The state of ethics vs. Jamaican law

A friend and colleague of mine, Keisha McKenzie, is spending time at home in Jamaica this summer but apparently is not taking time off as an ethicist. She seems to have taken issue with this article on the state of ethics vs. Jamaican law, which appeared in the Jamaica Gleaner:

The Jamaican people are now aware that corruption is rampant in high places. Scandal after scandal is exposed in the media but the political apologies, quick to limit wrongdoing to what is defined in law, rationalise away the ethical element by claiming that there is no corruption unless it can be proved that the act resulted in unjust enrichment, conveniently forgetting the benefit that might accrue to party or comrade.

It is high time that we stop trying to deal with corruption in purely legal terms. The Prime Minister’s recent call for the development of a code of conduct to address corrupt officials in the public sector may be a long overdue step in the right direction, especially his instructions that every ministry and agency should appoint a senior officer who would have responsibility for monitoring the ethical behaviour of staff.

Keisha retorts in this letter to The Gleaner:

Nobody should ever defer his/her thinking-about-ethics (and, hence, his/her accountability) to an ‘ethics expert.’ Let every bucket stand on its own bottom: private citizens and public officials must accept full responsibility for their own ethical or unethical reasoning and behaviour. Employing ethics experts or relying on periodic workplace training is an insufficient response to ‘rampant corruption’ unless individual employees also integrate strong ethical principles into their personal and business practices.

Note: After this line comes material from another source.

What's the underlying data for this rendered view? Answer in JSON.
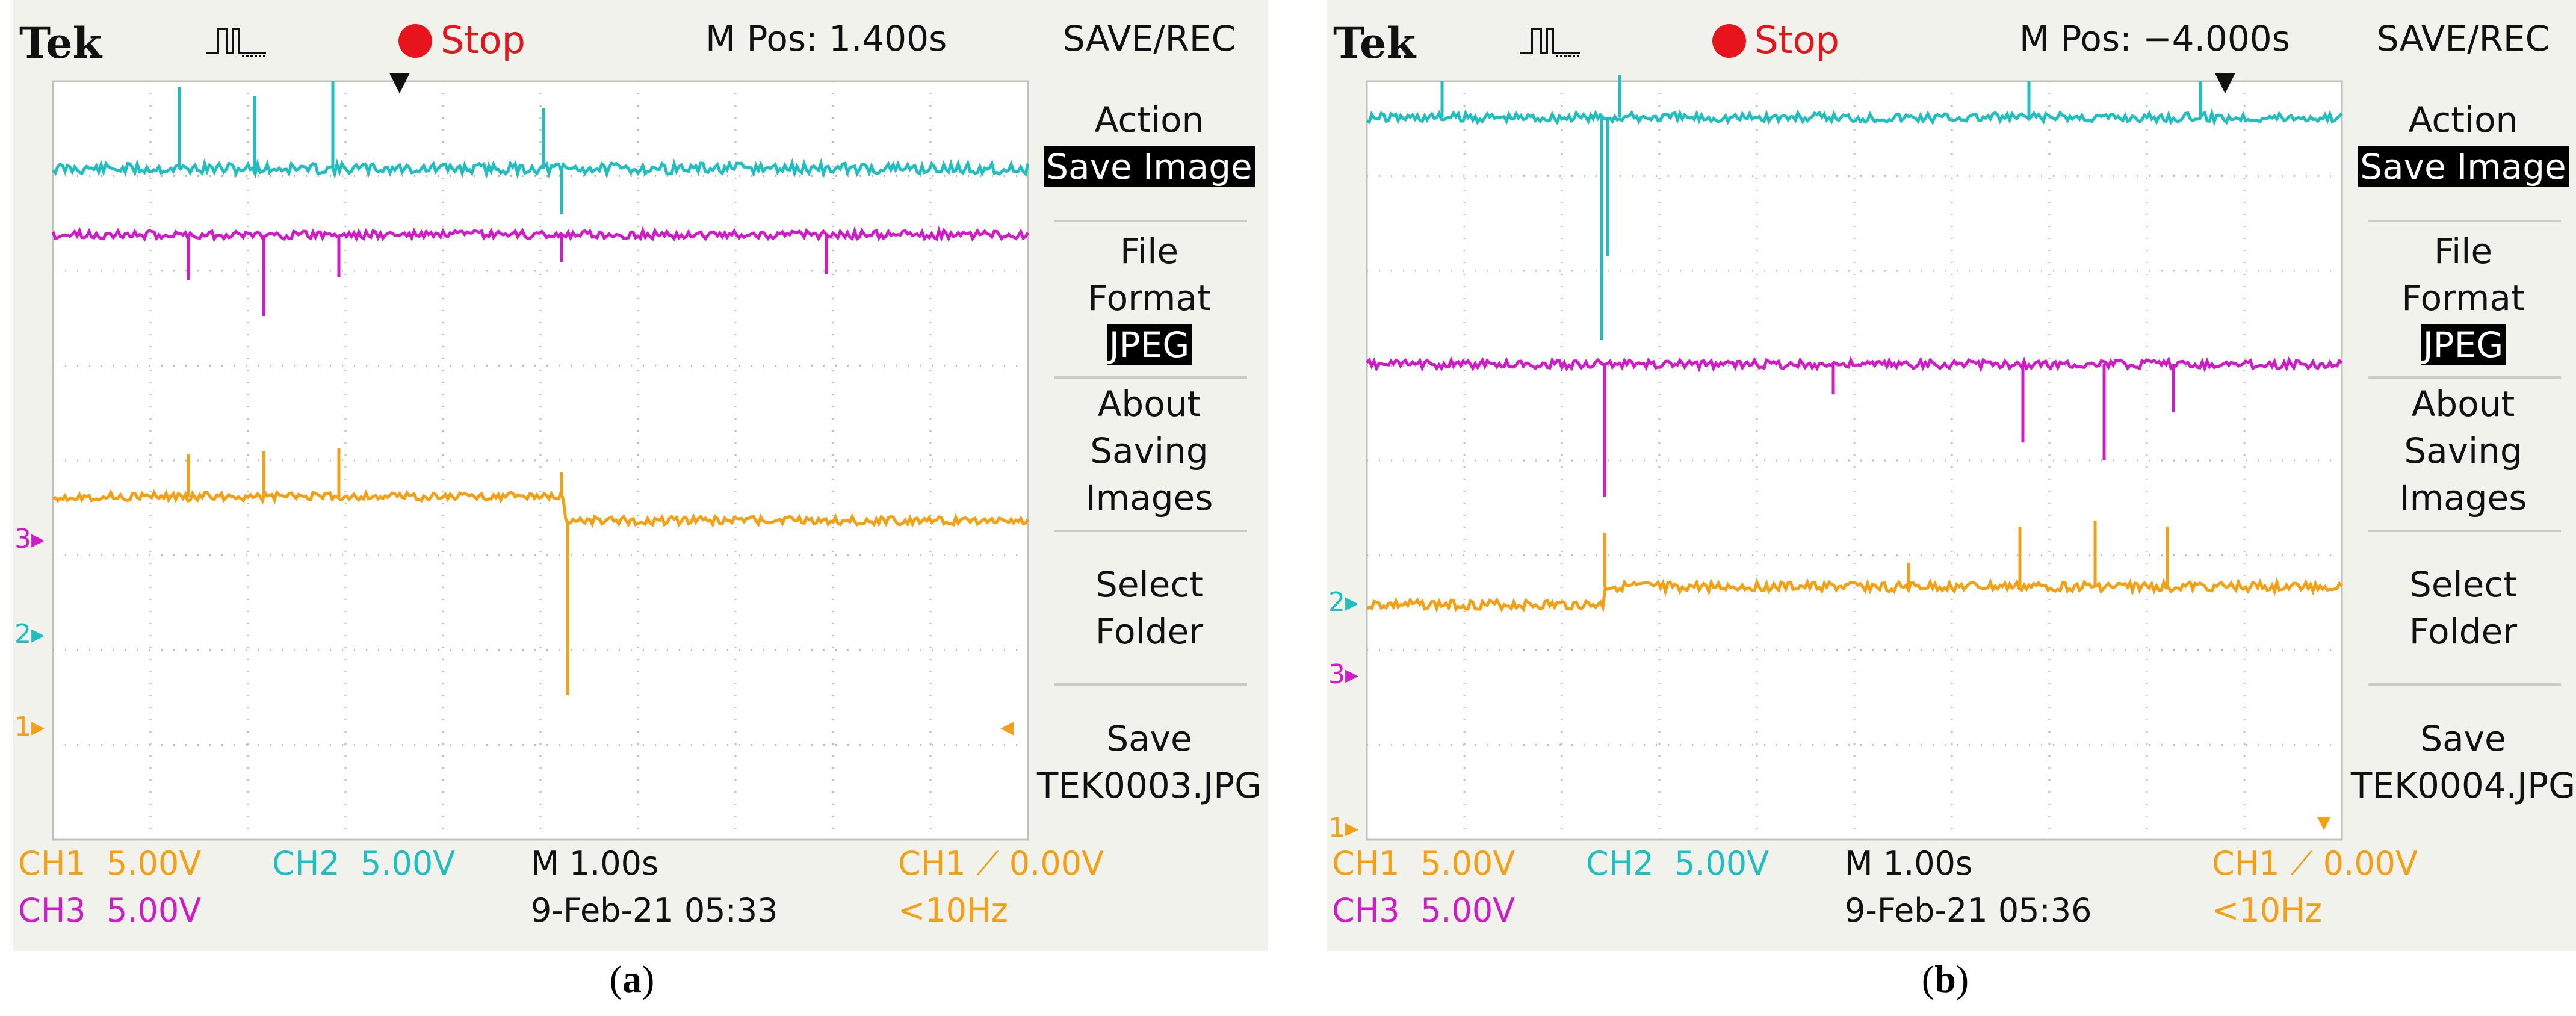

One won’t learn to drive by yielding the steering wheel to someone else, however knowledgeable or well-meaning that substitute is. In the same way, ethics cannot appropriately be legislated by the government or delegated to company monitors. Ethics flow from the bottom up, not from the top down; we must all develop ethical sensitivities and habits individually. If, however, we each cede our ethical authority to ‘professional ethicians,’ unfortunate excuses like ‘the expert made me do it’ won’t be long in coming.

Well said, Keisha. Ethics cannot only be legislated, it must happen at a much more smaller, organic and self-deliberating level. When Keisha returns to Texas, I look forward to picking up on some of our discussions pertaining to the state of ethics in Technical Communication.